To remove data points in dic_map where e11 is above 1 or less than -1, use:

mask = (dic_map.data.e[0, 0] > 1) | (dic_map.data.e[0, 0] < -1)

To remove data points in dic_map where corrVal is less than 0.4, use:

mask = dic_map.corr_val < 0.4

rhysgt commented 7 months ago

Also - there is an inconsistency in function naming - calc_mask and set_crop?
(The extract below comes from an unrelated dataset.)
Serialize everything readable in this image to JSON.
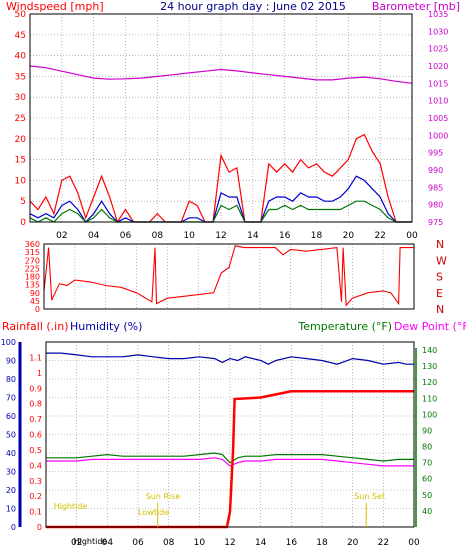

mikesmic commented 7 months ago

I did call it set_mask but it would be confusing because it doesn't set anything, it just creates a mask image that the generate function uses. set_crop actually sets crop boundary values. I don't know about passing out masked arrays, will they work with everything else in the library? Although I looked at masking yesterday and I couldn't find a way to create an array with nans set for masked values without making a copy of the data. I need to look through the logic for the making again, my goal was to only run the masking function if a mask is set.

rhysgt commented 7 months ago

As far as I'm aware, everything still seems to works as expected with a masked array.

It does incur an overhead (but much smaller by a factor 1000 than the previous method).

Do we need to change the logic to not use masked arrays for data that isn't masked? Currently a masked array is always generated.

rhysgt commented 6 months ago

A masked array is only returned when a mask is provided. If unset, the normal map data is passed through as before.